2021 – Spring
The Beat: Health: Separating Hope from Hype (Print/Online track)
Course Number: JOUR-UA 201, section 1
Day & Time: Tue | 9:30 AM – 1:10 PM
Location: 20 Cooper Square, room 652
Instructor: Ivan Oransky, MD
Prerequisites: Journalistic Inquiry JOUR-UA 101
A COVID-19 vaccine won’t be available until sometime in 2021. Or it will be available before Election Day 2020. There are effective drugs against the virus, or there aren’t. What are our readers, viewers, and listeners to believe as they try to keep up with a never-ending parade of headlines and pronouncements by public officials?
Of course, this is not a new problem, even if it has become worse during the pandemic. For years, we have read that coffee prevents diabetes. It also gives you cancer. The same is true for chocolate and red wine. And eggs? Clearly eggs are both the worst possible food for your heart, and the best possible food for your ticker. Oh, and we’re growing horns on our heads because of cell phones.

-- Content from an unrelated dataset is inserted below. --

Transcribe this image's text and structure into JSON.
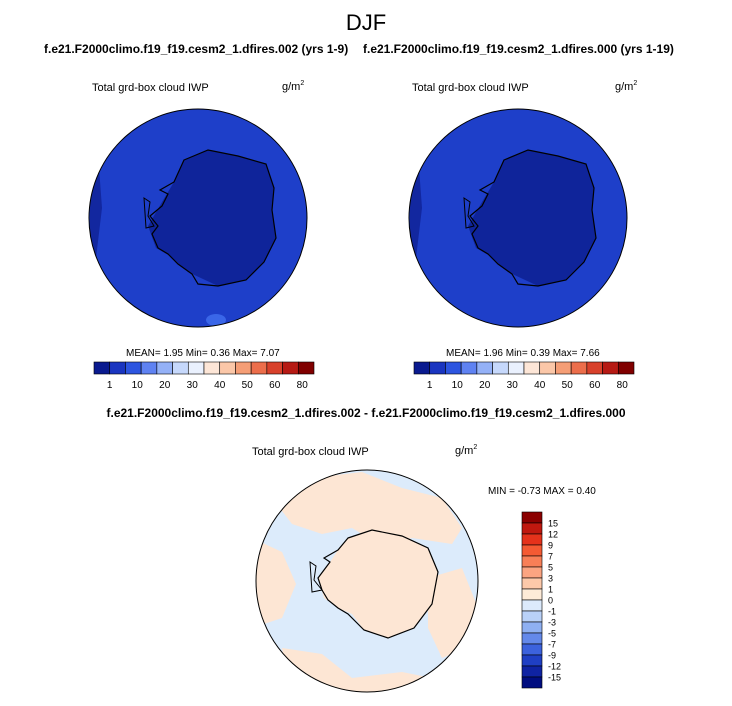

All of these were real articles, often in reputable publications. And it’s a good bet you’ve read the headlines. But none are true – at least, not scientifically proven. Yet, because of the way health news is covered, you probably believe something that’s not true.
Goop, Gwyneth Paltrow’s foray into wellness, hawks a wide array of quackery, from the Vaginal Steamer to Psychic Vampire Repellant and Sex Dust. Anti-vaxxers claim, without proof, that vaccines cause autism, and in their zeal have resorted to issuing death threats against a Californian legislator trying to quash vaccination exemptions for school kids. One of the most frequent forms of fake news on Facebook, according to one study, involves wellness articles.
This class emphasizes critical thinking and skeptical reporting. We’ll rip apart studies in class, so that students can go out and do that on their own. Then students will turn those analyses into stories that every editor will want. We’ll figure out where oft-quoted numbers come from, and turn those fact-checks into stories, too. You’ll write rigorously reported profiles of doctors, nurses, patients, medical researchers, entrepreneurs and con men and women. Then we’ll pitch these stories to serious publications.
Notes: Required for students pursuing the print/online track in the journalism major. Also required for the minor in print and online journalism. Counts as an elective for the minor in broadcast and multimedia journalism.